Avec des loyers qui n’ont souvent pas suivi le cours de l’inflation, le nouveau propriétaire doit composer avec un coût d’acquisition important, sans marge de manœuvre pour absorber les coûts de rénovation qui ont grandement augmenté. Parfois, la durée d’amortissement des coûts de rénovation est tellement longue que l’immeuble ne devient réellement rentable qu’après des décennies. En plus, arrivé au moment de rentabilité, le propriétaire devra encore faire des rénovations importantes sur son immeuble dû à son usure normale.

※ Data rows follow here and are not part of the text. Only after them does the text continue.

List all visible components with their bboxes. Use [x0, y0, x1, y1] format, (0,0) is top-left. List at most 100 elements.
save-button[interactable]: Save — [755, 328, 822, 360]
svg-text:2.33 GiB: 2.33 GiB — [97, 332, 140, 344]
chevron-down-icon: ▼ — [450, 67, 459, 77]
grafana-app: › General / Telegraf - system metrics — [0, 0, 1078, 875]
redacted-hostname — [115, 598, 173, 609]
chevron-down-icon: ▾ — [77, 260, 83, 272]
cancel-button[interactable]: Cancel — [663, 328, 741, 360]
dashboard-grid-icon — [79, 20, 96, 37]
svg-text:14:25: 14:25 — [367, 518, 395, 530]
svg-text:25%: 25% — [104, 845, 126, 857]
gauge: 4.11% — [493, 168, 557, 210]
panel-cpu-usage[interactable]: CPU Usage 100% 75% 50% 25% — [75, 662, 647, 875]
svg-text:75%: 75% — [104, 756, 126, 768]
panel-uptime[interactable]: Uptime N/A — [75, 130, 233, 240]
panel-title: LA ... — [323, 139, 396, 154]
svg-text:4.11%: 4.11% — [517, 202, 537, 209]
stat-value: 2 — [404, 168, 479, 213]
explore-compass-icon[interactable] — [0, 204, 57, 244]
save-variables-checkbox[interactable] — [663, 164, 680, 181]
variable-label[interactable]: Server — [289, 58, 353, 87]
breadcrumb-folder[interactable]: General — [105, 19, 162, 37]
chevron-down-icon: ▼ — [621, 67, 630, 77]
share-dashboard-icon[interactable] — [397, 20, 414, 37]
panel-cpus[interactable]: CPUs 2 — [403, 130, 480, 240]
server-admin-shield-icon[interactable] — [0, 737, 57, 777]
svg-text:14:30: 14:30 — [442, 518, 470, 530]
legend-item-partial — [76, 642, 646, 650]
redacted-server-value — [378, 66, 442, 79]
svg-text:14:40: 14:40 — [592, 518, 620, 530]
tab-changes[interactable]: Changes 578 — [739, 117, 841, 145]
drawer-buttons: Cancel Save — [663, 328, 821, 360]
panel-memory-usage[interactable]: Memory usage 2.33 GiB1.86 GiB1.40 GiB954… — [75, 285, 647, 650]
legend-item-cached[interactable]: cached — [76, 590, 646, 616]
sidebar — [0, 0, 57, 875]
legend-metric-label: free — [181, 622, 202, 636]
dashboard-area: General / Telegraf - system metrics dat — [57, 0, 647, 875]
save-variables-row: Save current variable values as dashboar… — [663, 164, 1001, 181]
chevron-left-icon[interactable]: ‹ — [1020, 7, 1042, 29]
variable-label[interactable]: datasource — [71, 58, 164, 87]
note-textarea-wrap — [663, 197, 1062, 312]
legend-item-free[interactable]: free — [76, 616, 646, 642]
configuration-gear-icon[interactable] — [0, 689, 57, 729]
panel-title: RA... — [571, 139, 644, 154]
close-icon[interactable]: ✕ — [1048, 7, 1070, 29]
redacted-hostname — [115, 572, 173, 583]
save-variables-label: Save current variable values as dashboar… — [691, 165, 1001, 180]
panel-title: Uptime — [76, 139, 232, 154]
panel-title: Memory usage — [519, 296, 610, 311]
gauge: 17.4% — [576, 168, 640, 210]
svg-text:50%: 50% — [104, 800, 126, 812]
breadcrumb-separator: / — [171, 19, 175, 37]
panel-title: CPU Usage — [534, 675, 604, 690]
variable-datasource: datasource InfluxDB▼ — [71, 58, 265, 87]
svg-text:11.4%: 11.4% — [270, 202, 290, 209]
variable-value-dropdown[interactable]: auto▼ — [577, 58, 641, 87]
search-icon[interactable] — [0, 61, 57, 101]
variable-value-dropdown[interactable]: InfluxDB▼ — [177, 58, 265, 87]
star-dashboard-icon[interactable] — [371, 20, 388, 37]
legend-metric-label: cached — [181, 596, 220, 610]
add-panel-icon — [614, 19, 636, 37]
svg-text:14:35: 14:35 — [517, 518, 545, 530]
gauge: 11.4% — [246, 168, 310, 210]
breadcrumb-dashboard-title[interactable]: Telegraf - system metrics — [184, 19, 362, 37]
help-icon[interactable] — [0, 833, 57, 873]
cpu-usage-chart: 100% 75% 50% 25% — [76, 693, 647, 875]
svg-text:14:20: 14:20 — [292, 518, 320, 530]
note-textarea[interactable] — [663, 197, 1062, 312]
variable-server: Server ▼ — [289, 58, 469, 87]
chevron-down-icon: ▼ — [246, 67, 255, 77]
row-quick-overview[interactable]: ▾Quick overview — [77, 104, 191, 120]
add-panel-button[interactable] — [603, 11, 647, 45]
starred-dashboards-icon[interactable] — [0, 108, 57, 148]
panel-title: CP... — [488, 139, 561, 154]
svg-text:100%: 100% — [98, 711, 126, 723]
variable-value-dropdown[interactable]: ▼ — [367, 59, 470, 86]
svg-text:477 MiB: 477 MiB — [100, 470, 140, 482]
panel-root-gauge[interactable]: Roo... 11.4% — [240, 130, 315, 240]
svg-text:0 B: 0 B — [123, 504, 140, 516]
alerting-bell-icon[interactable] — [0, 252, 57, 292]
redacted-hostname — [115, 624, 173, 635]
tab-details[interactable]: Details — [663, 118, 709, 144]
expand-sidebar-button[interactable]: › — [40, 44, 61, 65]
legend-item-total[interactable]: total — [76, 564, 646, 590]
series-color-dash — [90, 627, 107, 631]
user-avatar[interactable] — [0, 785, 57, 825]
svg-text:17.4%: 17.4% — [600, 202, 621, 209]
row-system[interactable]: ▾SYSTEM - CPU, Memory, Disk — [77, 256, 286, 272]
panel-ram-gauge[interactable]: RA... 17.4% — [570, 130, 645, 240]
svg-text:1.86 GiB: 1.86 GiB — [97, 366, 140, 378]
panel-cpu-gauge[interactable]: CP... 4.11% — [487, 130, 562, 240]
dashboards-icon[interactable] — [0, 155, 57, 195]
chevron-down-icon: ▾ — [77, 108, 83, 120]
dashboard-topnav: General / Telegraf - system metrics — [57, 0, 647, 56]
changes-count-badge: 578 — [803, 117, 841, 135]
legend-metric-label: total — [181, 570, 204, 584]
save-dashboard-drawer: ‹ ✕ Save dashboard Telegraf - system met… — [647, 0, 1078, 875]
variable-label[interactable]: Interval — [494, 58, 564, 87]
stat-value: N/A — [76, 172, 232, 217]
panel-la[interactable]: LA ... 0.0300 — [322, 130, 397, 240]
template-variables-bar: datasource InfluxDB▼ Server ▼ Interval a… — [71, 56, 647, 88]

Le nouvel acquéreur, confronté à ces sombres projections économiques, se met nécessairement à la recherche de solutions pour rentabiliser son investissement. Face à la rigidité du droit en vigueur, il lui est alors tentant de contempler des solutions de contournement dites «créatives», mais en réalité illégales et abusives, telles que les évictions et les reprises de mauvaise foi. Une fois le logement vidé de son locataire sous de faux-semblants, des rénovations (parfois risibles) sont entreprises pour augmenter le loyer de manière draconienne. Ce phénomène bien connu fait régulièrement les manchettes.

D’autres propriétaires trouvent une solution encore plus radicale en s’extrayant entièrement du droit régissant le logement résidentiel, pour consacrer parfois jusqu’à des immeubles entiers à la location à court terme de type «Airbnb»; ceci, bien entendu, en contravention de règles de droit qui existent bel et bien, mais ne sont pas rigoureusement appliquées.

Et maintenant, que fait-on?

Avec la toute récente adoption du Projet de 65, les propriétaires n’auront plus la possibilité, pour une période de trois ans, d’évincer leurs locataires à des fins de changement d’affectation, de subdivision ou d’agrandissement de logements. Subsistera néanmoins le droit de reprendre un logement pour y habiter soi-même ou y loger un proche – subterfuge parfois utilisé pour s’adonner aux célèbres «rénovictions».

Ces interventions législatives auront-elles un effet bénéfique sur la crise qui sévit?

L’avenir nous le dira. Chose certaine, comme c’est le cas en droit, il faut toujours viser l’équilibre entre, d’une part, un laisser-faire abandonnant les plus vulnérables aux caprices des moins scrupuleux, et d’autre part, un interventionnisme qui étouffe et crée les mauvais incitatifs.

Dans cette problématique du logement, juristes et économistes devraient travailler de concert afin de mettre en place des règles de droit rendant la propriété d’immeubles locatifs accessible et attrayante pour plus qu’une poignée d’investisseurs de haute voltige. Ces règles de droit devraient être habilement calibrées pour créer des incitatifs à posséder des immeubles locatifs, à les entretenir continuellement plutôt que par grand coup et bien entendu, à en ériger de nouveaux.